El etiquetado de “sin gluten” ha proliferado entre los productos que llenan las estanterías de las grandes superficies, pero Verónica Sánchez previene sobre que “los celíacos tienen que tener un estricto control de los alimentos que comen para evitar daños en las vellosidades intestinales”, por lo que tienen que buscar siempre las certificaciones de la Federación de Asociaciones de Celiacos de España (FACE). Productos como mayonesas, salsas, chocolates, cacao, yogures, patatas fritas o tomate frito, que en principio no deberían tener gluten, contienen en muchas ocasiones trazas debido a que durante su elaboración o manipulación industrial están en contacto con alimentos que sí lo contienen. Además, la delegada provincial de la asociación recomienda “no fiarse de las etiquetas que no son de FACE, pues muchas empresas se han colgado en los últimos tiempos la medalla de sin gluten y luego no siguen estrictamente los protocolos”.

Sin embargo, la búsqueda de productos de repostería aptos para celíacos como bollos, galletas o pastas todavía hoy en día supone una complicada tarea para las familias, y además cuando los encuentran lo hacen a unos precios mucho más elevados. Verónica Sánchez lamenta que cuestiones tan simples como “comprar una tarta de cumpleaños para nuestros hijos sea casi misión imposible en Ciudad Real”, pues no existe ningún establecimiento especializado en la capital y prácticamente tampoco en la provincia, a excepción de un par de empresas en Alcázar de San Juan y La Solana. Tras destacar que “los niños celíacos también tienen derecho a comer su tarta y soplar las velas”, la delegada provincial se queja de que “todavía ningún empresario de la capital se haya aventurado a ofrecer este servicio”; al mismo tiempo que demanda la recuperación de las ayudas alimentarias para los intolerantes al gluten que desaparecieron de la mano de los recortes presupuestarios en las diferentes Administraciones.

El tratamiento médico para  los intolerantes al gluten es tener una correcta alimentación, y por ello la Asociación de Celiacos de Castilla-La Mancha reclama que “haya ventajas fiscales para el colectivo o beneficios económicos” que les ayuden a asumir el sobrecoste de precios en algunos alimentos con el fin de que sean asequibles a todas las familias. Así pues, Verónica Sánchez exige que la Administración regional recupere las ayudas y vales de alimentos que ya existieron antes de la legislatura ‘popular’, y que los Ayuntamientos, al igual que lo hace el de Argamasilla de Alba, muestren su compromiso en este sentido con el fin de conseguir una equiparación.

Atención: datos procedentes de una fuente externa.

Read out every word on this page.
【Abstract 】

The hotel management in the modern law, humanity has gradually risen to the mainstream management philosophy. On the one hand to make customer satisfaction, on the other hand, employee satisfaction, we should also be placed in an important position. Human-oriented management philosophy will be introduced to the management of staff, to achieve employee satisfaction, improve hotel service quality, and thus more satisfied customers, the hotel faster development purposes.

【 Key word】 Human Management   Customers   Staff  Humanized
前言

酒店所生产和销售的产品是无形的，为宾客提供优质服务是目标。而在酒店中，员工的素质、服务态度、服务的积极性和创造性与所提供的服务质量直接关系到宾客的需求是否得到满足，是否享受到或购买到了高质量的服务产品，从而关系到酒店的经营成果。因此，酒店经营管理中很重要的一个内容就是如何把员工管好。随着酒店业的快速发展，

Sin prácticamente restaurantes especializados que ofrezcan cartas adaptadas para celíacos, Sánchez también insta a la “colaboración” a los propietarios hosteleros de toda la provincia, según añade, “para que podamos salir de casa a comer sin problemas y con total tranquilidad, sin la necesidad de tener un abanico de establecimientos a los que acudir mucho menor y sin tener que avisar previamente”. La representante de los celíacos destaca que “en la actualidad la ley obliga a los establecimientos a marcar los alérgenos en las cartas”, y por ello subraya que “deberían estar más dispuestos a ofrecernos un servicio”, ya que, según apostilla, “aunque hoy en día se ha avanzado, todavía no es generalizada la atención”.

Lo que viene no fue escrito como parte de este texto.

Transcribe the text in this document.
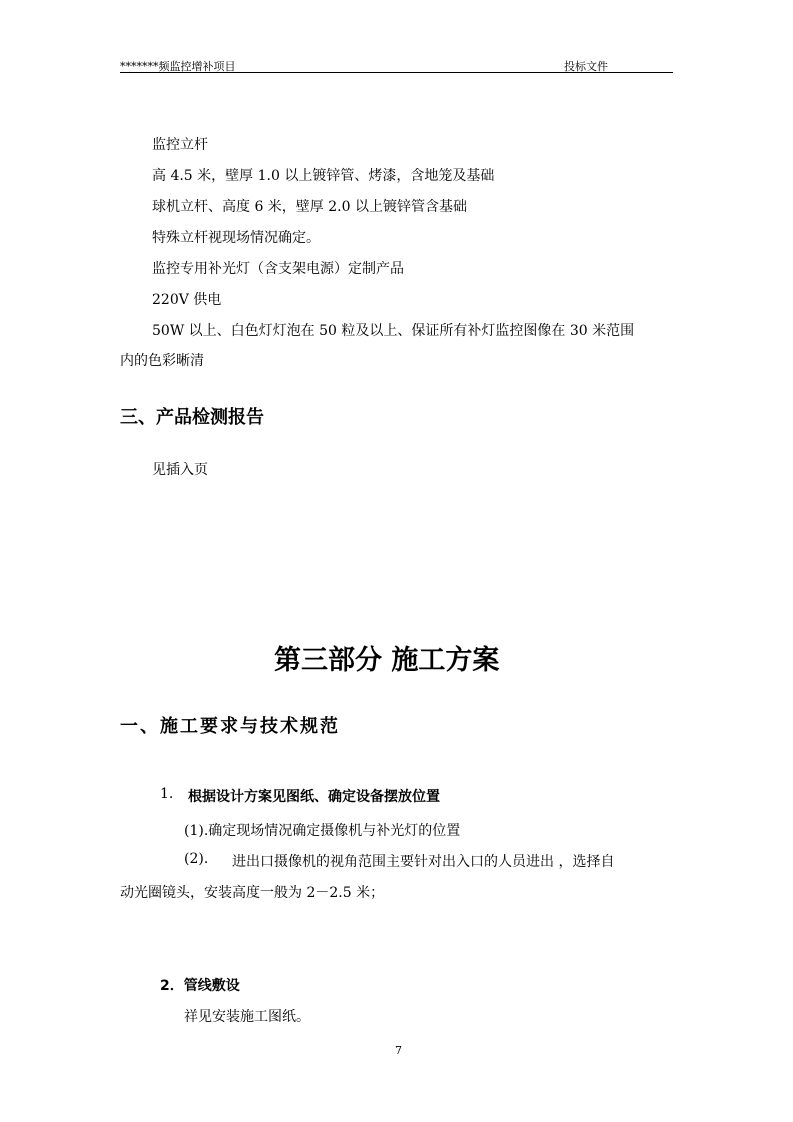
*******频监控增补项目	投标文件
监控立杆
高 4.5 米，壁厚 1.0 以上镀锌管、烤漆，含地笼及基础
球机立杆、高度 6 米，壁厚 2.0 以上镀锌管含基础
特殊立杆视现场情况确定。
监控专用补光灯（含支架电源）定制产品
220V 供电
50W 以上、白色灯灯泡在 50 粒及以上、保证所有补灯监控图像在 30 米范围
内的色彩晰清
三、产品检测报告
见插入页
第三部分 施工方案
一、施工要求与技术规范
1. 根据设计方案见图纸、确定设备摆放位置
(1).确定现场情况确定摄像机与补光灯的位置
(2). 进出口摄像机的视角范围主要针对出入口的人员进出 ，选择自
动光圈镜头，安装高度一般为 2－2.5 米；
2．管线敷设
祥见安装施工图纸。
7
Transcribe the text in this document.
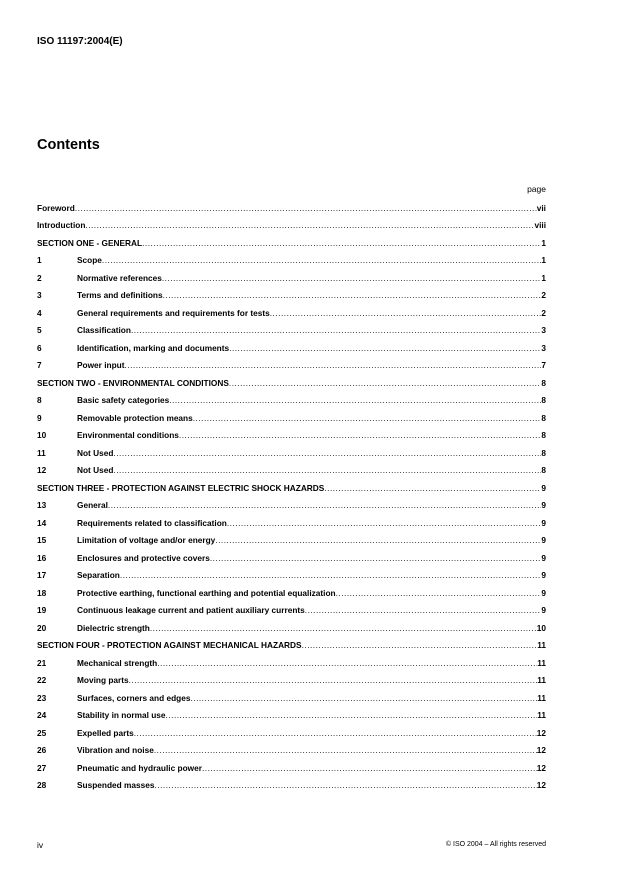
ISO 11197:2004(E)
Contents
page
Foreword .....	vii
Introduction .....	viii
SECTION ONE - GENERAL .....	1
1	Scope .....	1
2	Normative references .....	1
3	Terms and definitions .....	2
4	General requirements and requirements for tests .....	2
5	Classification .....	3
6	Identification, marking and documents .....	3
7	Power input .....	7
SECTION TWO - ENVIRONMENTAL CONDITIONS .....	8
8	Basic safety categories .....	8
9	Removable protection means .....	8
10	Environmental conditions .....	8
11	Not Used .....	8
12	Not Used .....	8
SECTION THREE - PROTECTION AGAINST ELECTRIC SHOCK HAZARDS .....	9
13	General .....	9
14	Requirements related to classification .....	9
15	Limitation of voltage and/or energy .....	9
16	Enclosures and protective covers .....	9
17	Separation .....	9
18	Protective earthing, functional earthing and potential equalization .....	9
19	Continuous leakage current and patient auxiliary currents .....	9
20	Dielectric strength .....	10
SECTION FOUR - PROTECTION AGAINST MECHANICAL HAZARDS .....	11
21	Mechanical strength .....	11
22	Moving parts .....	11
23	Surfaces, corners and edges .....	11
24	Stability in normal use .....	11
25	Expelled parts .....	12
26	Vibration and noise .....	12
27	Pneumatic and hydraulic power .....	12
28	Suspended masses .....	12
iv	© ISO 2004 – All rights reserved
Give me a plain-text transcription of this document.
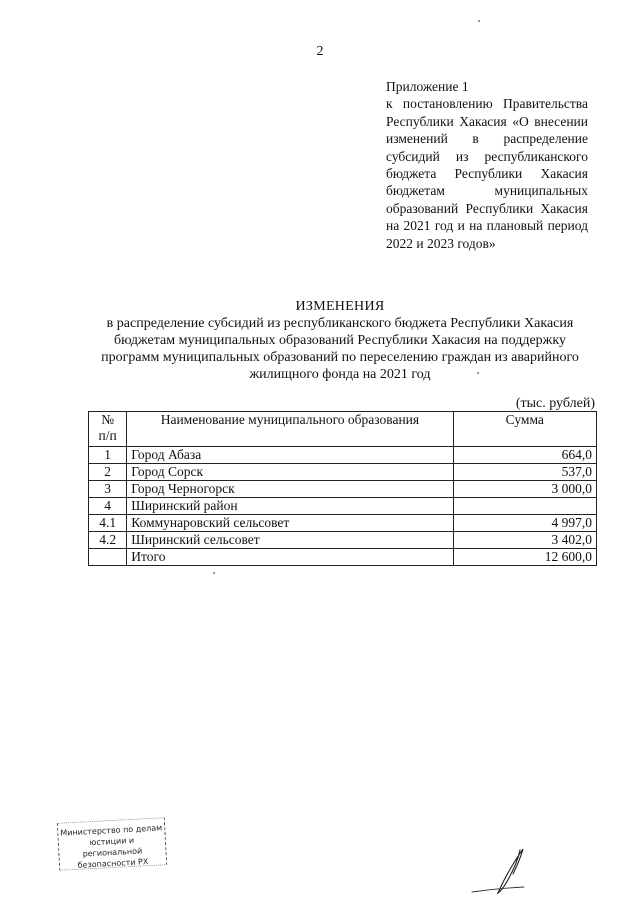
2
Приложение 1
к постановлению Правительства
Республики Хакасия «О внесении
изменений в распределение
субсидий из республиканского
бюджета Республики Хакасия
бюджетам муниципальных
образований Республики Хакасия
на 2021 год и на плановый период
2022 и 2023 годов»
ИЗМЕНЕНИЯ
в распределение субсидий из республиканского бюджета Республики Хакасия
бюджетам муниципальных образований Республики Хакасия на поддержку
программ муниципальных образований по переселению граждан из аварийного
жилищного фонда на 2021 год
(тыс. рублей)
№
п/п	Наименование муниципального образования	Сумма
1	Город Абаза	664,0
2	Город Сорск	537,0
3	Город Черногорск	3 000,0
4	Ширинский район	
4.1	Коммунаровский сельсовет	4 997,0
4.2	Ширинский сельсовет	3 402,0
	Итого	12 600,0
Министерство по делам
юстиции и региональной
безопасности РХ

Tras admitir el trabajo extra que deben de afrontar los establecimientos para ofrecer un servicio con todas las garantías, la delegada provincial de la asociación alude a que en esta línea “las redes sociales y las nuevas tecnologías han contribuido en los últimos tiempos en gran medida a visibilizar nuestra problemática y a que haya cada vez una mayor sensibilidad”, en consonancia con el aumento de diagnósticos quizá influido por el mayor conocimiento de esta afección. A pesar de que la celiaquía tiene un diagnóstico multipatológico, y en muchas ocasiones está asociada a otras enfermedades como la osteoporosis, la diabetes o la fibromialgia, la detección de casos ha aumentado a través de simples analíticas y biopsias gastrointestinales.